Our course requirements form the basis for our student academic program, but there are a number of ways for students to build an exciting program that allows them to follow their individual passions and explore new interests. Whether they are college bound, plan to learn a trade or enter the workforce directly, there is an academic path for their success.
Through programs such as Exploration Trips, Project Lead the Way, and Aviation course options students can learn to "explore beyond the box." All students have the chance to travel to deepen their skills, explore God's calling on their life and experience local ministry in Indianapolis first-hand. Our sophomores, juniors and seniors may choose from a wide variety of biblically based high school courses, AP or dual-credit courses offering both high school and early college credit. And let's not forget MakerSpace - our 21st Century version of Industrial Arts & Home Economics programs. In MakerSpace, students can work with 3D printing, design using technology, utilize laser cutters, sewing machines, hand tools and electronics to create & build, testing their ideas to learn through success and maybe sometimes failure.
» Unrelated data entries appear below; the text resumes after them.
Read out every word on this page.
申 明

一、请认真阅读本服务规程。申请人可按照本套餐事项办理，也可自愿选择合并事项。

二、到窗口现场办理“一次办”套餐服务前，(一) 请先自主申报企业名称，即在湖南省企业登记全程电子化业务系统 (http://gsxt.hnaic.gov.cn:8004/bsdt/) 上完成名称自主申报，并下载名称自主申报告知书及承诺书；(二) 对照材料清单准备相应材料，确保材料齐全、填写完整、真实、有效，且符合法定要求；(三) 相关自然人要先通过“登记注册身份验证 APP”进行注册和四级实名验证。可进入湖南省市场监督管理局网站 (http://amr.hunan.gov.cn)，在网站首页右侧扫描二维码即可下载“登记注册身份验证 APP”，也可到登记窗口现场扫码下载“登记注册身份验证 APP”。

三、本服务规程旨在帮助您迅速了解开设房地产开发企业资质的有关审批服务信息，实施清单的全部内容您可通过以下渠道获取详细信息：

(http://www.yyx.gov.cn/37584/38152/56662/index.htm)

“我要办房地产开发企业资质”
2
Our goal as teachers is to offer a curriculum that interests, engages and inspires our students, one that speaks to the broad-ranging curiosity of children, invites active exploration, awakens creative response and builds a sense of self awareness. Our departmental structure and innovative facility design not only allows us an opportunity to collaborate with colleagues in our field both across and within our divisions, it creates and fosters an environment in which we are constantly challenging ourselves as educators, learning from one another's experiences, reassessing our roles in the classroom and adapting our curriculum to meet the ever-changing and individual needs of our students in today's world.
The current job landscape and all the trends suggest that for the next decade that five skills should be a priority:
- Self-management: The ability to manage one’s time, awareness, attitudes, and learning is more important than ever. A growth mindset (self, learning, awareness, interactions meta-awareness of perceptions, etc.) is far more important and critical to success in the future of a young individual.
- Project-management: We live in a project-based world. About half of high school graduates will enter the freelance economy and experience project-based careers. Many others that take jobs will manage their work in projects. All young people should learn how to deliver value by managing multi-step activities—and often doing it in teams.
- Teamwork: The complexity of every profession has transcended the expert craftsmen. The ability to collaborate and deliver in teams is critical in almost every sector. As jobs are augmented, working with smart machines is a new aspect of teamwork. Self-management and managing social interactions are the foundation of social and emotional learning.
- Entrepreneurship: An appreciation of the importance of effort, what Carol Dweck, author of the best-seller Mindset, calls a growth mindset, is the foundation of enterprise. Employers (and customers) would recognize this as hustle. Knowing how to get work (marketing) and deliver value (project management) is important for all whether self-employed or working for others.
- Design thinking: Adaptive challenges (problems we’ve never seen) will be more prevalent and prominent. Design and computational thinking (attack skills for complexity) are essential. The ability to walk into new situations and know what to do, where to start and how to approach the challenge. This requires iteration, development of solutions and analyzing possible outcomes.
Obviously, literacy and numeracy continue to be critically important but it’s increasingly important how they’re applied also known as creative know how.
At TPCHS students will learn to; live Biblically, think critically and creatively, exhibit strong numeracy, speak with confidence, read with understanding, write with clarity, practice effective problem solving, hunger for discovery and investigation, lead with excellence, and impact the world for Christ.